Abstract

CO2 miscible hydrocarbon fracturing fluids have proven to be a very effective gas well stimulation tool in Canada and the United States. A key reason for their success has been that they circumvent phase trapping associated with aqueous fluids and achieve rapid fracturing fluid recovery through a methane-drive mechanism.

This technology is taking on new economic significance because of increased unconventional gas development and sustained higher energy prices. Reservoirs including tight gas, shale gas, and coalbed methane are becoming a critically important component of current and future gas supply. These reservoirs often present unique stimulation challenges. The use of water-based fracturing fluids in low-permeability reservoirs may result in loss of effective fracture half-length caused by phase-trapping effects associated with the retention of a large portion of the introduced water-based fluid in the formation.

SPE 75666,1 presented in 2002, described the theoretical basis of CO2 miscible hydrocarbon fracturing fluids in this technology and provided a step-by-step application process. The paper was based on work published by Gruber and Anderson in CIM 95-45. 2 Improved methods of application have been arrived at through field application of this technology in conjunction with additional lab studies. The objective of this paper is to present the findings in the form of one optimized system applicable to all gas-well stimulation applications. Supporting data including viscosity curves and friction data based on actual ISIP measurements is included. The paper also discusses selection of tubulars and flowback procedures in detail.

It should be possible to successfully apply the technology to low permeability gas reservoirs through application of the methods described in this paper. This could potentially include some shale gas developments in the future, an area of rapidly growing focus in Canada.

Introduction

Unconventional gas reservoirs including tight gas, shale gas, and coalbed methane are becoming a critically important component of current and future gas supply. These reservoirs often present unique stimulation challenges. The use of waterbased fracturing fluids in low-permeability reservoirs may result in loss of effective frac half-length caused by phase trapping associated with the retention of the introduced water-based fluid into the formation. This problem is increased by the water-wet nature of most tight gas reservoirs (where no initial liquid hydrocarbon saturation is or ever has been present) because of the strong spreading coefficient of water in such a situation.
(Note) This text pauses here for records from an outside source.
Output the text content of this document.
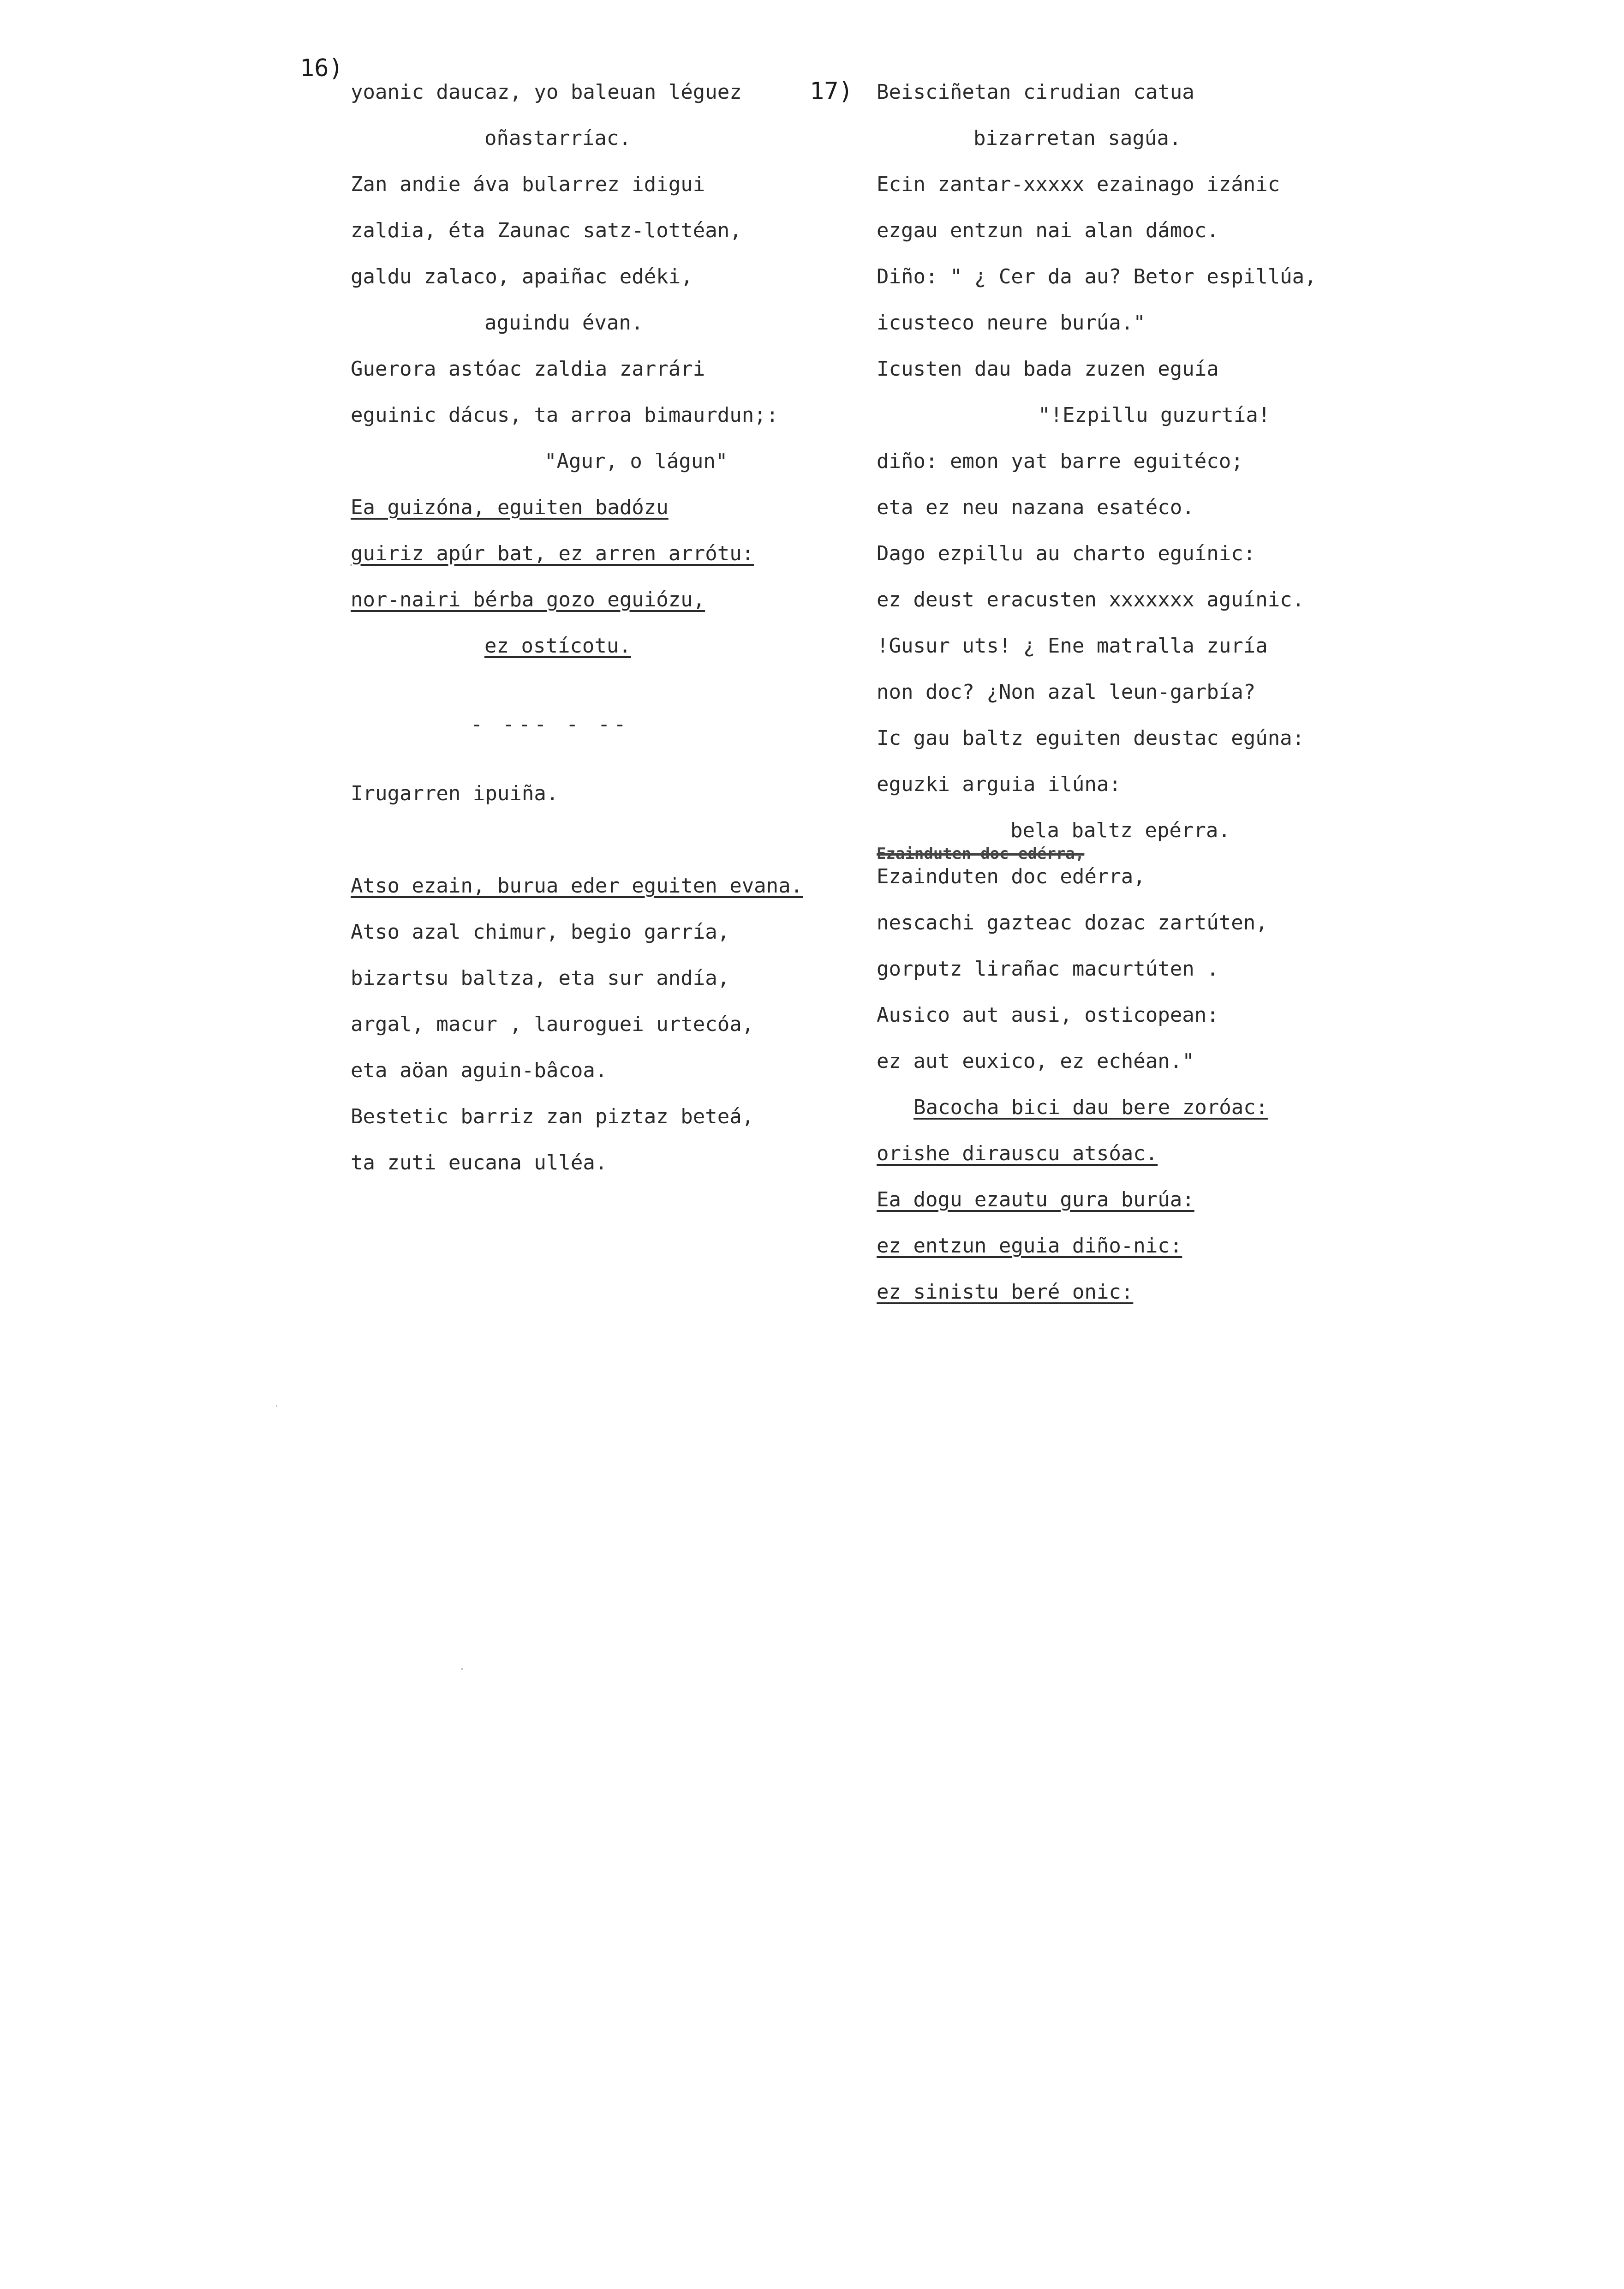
16)
17)
yoanic daucaz, yo baleuan léguez
oñastarríac.
Zan andie áva bularrez idigui
zaldia, éta Zaunac satz-lottéan,
galdu zalaco, apaiñac edéki,
aguindu évan.
Guerora astóac zaldia zarrári
eguinic dácus, ta arroa bimaurdun;:
"Agur, o lágun"
Ea guizóna, eguiten badózu
guiriz apúr bat, ez arren arrótu:
nor-nairi bérba gozo eguiózu,
ez ostícotu.
- --- - --
Irugarren ipuiña.
Atso ezain, burua eder eguiten evana.
Atso azal chimur, begio garría,
bizartsu baltza, eta sur andía,
argal, macur , lauroguei urtecóa,
eta aöan aguin-bâcoa.
Bestetic barriz zan piztaz beteá,
ta zuti eucana ulléa.
Beisciñetan cirudian catua
bizarretan sagúa.
Ecin zantar-xxxxx ezainago izánic
ezgau entzun nai alan dámoc.
Diño: " ¿ Cer da au? Betor espillúa,
icusteco neure burúa."
Icusten dau bada zuzen eguía
"!Ezpillu guzurtía!
diño: emon yat barre eguitéco;
eta ez neu nazana esatéco.
Dago ezpillu au charto eguínic:
ez deust eracusten xxxxxxx aguínic.
!Gusur uts! ¿ Ene matralla zuría
non doc? ¿Non azal leun-garbía?
Ic gau baltz eguiten deustac egúna:
eguzki arguia ilúna:
bela baltz epérra.
Ezainduten doc edérra,
Ezainduten doc edérra,
nescachi gazteac dozac zartúten,
gorputz lirañac macurtúten .
Ausico aut ausi, osticopean:
ez aut euxico, ez echéan."
Bacocha bici dau bere zoróac:
orishe dirauscu atsóac.
Ea dogu ezautu gura burúa:
ez entzun eguia diño-nic:
ez sinistu beré onic:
The retention of this increased water saturation in the pore system can restrict the flow of produced gaseous hydrocarbons such as methane. Capillary pressures of several thousand psi can be present in low-permeability formations at low watersaturation levels. The inability to generate sufficient capillary drawdown force using the natural reservoir drawdown pressure can result in extended fluid-recovery times, or permanent loss of effective fracture half-length. Furthermore, use of water in subnormally saturated reservoirs may also reduce permeability and associated gas flow through a permanent increase in water saturation of the reservoir. Secondary costs such as rig time for swabbing can add to the negative economic impact.